Economy helps hold down highway deaths

U.S. highway deaths in 2008 fell to their lowest level in nearly 50 years, government figures show, as the recession and $4-per-gallon gas meant people drove less to save more.

Safety specialists said record-high seat-belt use, tighter enforcement of drunken-driving laws and the work of advocacy groups that encourage safer driving habits contributed to the reduction in deaths.

Preliminary figures released by the government Monday show that 37,313 people died in motor vehicle traffic crashes last year. That was 9.1 percent lower than the previous year, when 41,059 died, and the fewest since 1961, when 36,285 deaths were reported.

A different measure, also offering good news, was the fatality rate, the number of deaths per 100 million vehicle miles traveled. It was 1.28 in 2008, the lowest on record. A year earlier, it was 1.36.

“The silver lining in a bad economy is that people drive less, and so the number of deaths go down,” said Adrian Lund, president of the Insurance Institute for Highway Safety. “Not only do they drive less but the kinds of driving they do tend to be less risky - there's less discretionary driving.”


Clinton urges protection at poles

The Obama administration Monday called for enhanced protection of Earth's polar regions, proposing mandatory limits on Antarctic tourism and urging increased environmental research there and in the Arctic.

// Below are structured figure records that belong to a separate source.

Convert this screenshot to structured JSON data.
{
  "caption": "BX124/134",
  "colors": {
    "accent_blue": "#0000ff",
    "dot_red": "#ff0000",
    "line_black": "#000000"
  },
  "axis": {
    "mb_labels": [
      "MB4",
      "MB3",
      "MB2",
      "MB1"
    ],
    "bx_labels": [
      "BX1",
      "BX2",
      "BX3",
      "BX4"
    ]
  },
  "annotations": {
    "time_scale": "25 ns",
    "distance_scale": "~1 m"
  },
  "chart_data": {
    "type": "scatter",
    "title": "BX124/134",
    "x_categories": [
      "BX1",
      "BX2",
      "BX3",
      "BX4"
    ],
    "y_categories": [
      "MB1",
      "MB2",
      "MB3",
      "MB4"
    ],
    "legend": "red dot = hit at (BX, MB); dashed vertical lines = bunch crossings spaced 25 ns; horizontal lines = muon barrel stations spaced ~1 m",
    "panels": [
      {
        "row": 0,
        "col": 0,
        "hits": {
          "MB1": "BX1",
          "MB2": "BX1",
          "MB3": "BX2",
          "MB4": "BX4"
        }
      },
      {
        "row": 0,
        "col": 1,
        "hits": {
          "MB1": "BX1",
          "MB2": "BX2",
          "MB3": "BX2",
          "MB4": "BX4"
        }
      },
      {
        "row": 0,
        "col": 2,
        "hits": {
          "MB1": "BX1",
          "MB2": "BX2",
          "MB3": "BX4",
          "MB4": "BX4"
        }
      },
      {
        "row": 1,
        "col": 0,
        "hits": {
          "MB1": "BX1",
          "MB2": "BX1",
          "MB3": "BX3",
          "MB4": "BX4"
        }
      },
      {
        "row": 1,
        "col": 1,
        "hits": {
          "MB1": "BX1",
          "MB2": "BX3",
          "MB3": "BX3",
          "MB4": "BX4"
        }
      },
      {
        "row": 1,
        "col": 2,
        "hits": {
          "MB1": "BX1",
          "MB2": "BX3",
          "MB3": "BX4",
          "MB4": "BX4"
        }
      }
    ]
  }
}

Opening a two-week conference of parties to the 50-year-old Antarctic Treaty, Secretary of State Hillary Rodham Clinton said the recent collapse of an Antarctic ice bridge was a stark reminder that the poles are gravely threatened by climate change and human activity.

“With the collapse of an ice bridge that holds in place the Wilkins Ice Shelf, we are reminded that global warming has already had enormous effects on our planet, and we have no time to lose in tackling this crisis,” she told the first-ever joint meeting of Antarctic Treaty parties and the Arctic Council at the State Department.

The bridge linking the Wilkins shelf to Antarctica's Charcot and Latady Islands shattered over the weekend after two large chunks of it fell away last year. The shelf, formed by thousands of years of accumulated and compacted snow, had been stable for most of the past century before it began retreating in the 1990s.

Originally the size of Jamaica, the shelf on the western side of the Antarctic Peninsula lost 14 percent of its mass last year alone, said scientists who are looking at whether global warming is the cause of its breakup.